Le public de la Meilleraie était merveilleux. Ce que j’ai vécu à Cholet, je ne l’ai jamais retrouvé depuis. J’ai encore en tête le dernier match là-bas, trois jours après la naissance de mon fils. Il y avait des banderoles « Savo + Vuk = merci » parce que j’avais décidé de partir depuis le mois de janvier. Toute la salle était debout pendant la dernière minute et chantait « merci Savo ! ». J’étais tellement ému. »

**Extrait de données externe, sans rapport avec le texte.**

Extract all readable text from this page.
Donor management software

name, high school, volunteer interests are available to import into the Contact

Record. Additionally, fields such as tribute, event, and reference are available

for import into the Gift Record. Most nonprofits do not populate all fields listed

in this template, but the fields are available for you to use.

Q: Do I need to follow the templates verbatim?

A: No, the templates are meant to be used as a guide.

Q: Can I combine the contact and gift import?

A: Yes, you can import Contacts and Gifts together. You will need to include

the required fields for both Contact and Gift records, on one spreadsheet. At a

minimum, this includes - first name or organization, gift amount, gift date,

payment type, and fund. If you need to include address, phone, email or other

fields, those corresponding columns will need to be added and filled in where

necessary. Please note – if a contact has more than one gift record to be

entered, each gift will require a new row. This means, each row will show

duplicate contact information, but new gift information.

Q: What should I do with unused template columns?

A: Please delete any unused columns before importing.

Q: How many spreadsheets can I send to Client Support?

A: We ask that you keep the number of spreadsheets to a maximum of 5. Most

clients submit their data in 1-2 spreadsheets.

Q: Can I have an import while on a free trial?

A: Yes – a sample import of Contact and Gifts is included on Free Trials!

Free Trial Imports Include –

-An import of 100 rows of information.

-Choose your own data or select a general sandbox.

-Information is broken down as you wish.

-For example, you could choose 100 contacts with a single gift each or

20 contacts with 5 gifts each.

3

Spirou Charleroi (2002/06),
la dynastie retrouvée… malgré les leçons du professeur Nikolic
« Le président (Éric Somme) m’avait dit qu’il voulait faire un grand club européen et me fixe l’objectif d’être champion en deux ans, alors que le titre fuyait le Spirou depuis quatre ans. Je ne connaissais pas le basket belge mais il a eu l’idée de faire venir mon frère, Boro, qui venait de terminer sa carrière à 44 ans par dix années en Belgique, pour m’aider. La première saison avec lui fut incroyable : on a atteint les quarts de finale de l’EuroCup et on a tout gagné en Belgique : la Coupe, la Supercoupe et le championnat. Tout sauf la 2e journée du championnat ! On avait un tel esprit, on était injouables, waouh… C’était la saison d’inauguration du Spiroudome : le président voulait attirer 4 000 personnes, on a fait guichets fermés à 6 500 lors de tous les matchs.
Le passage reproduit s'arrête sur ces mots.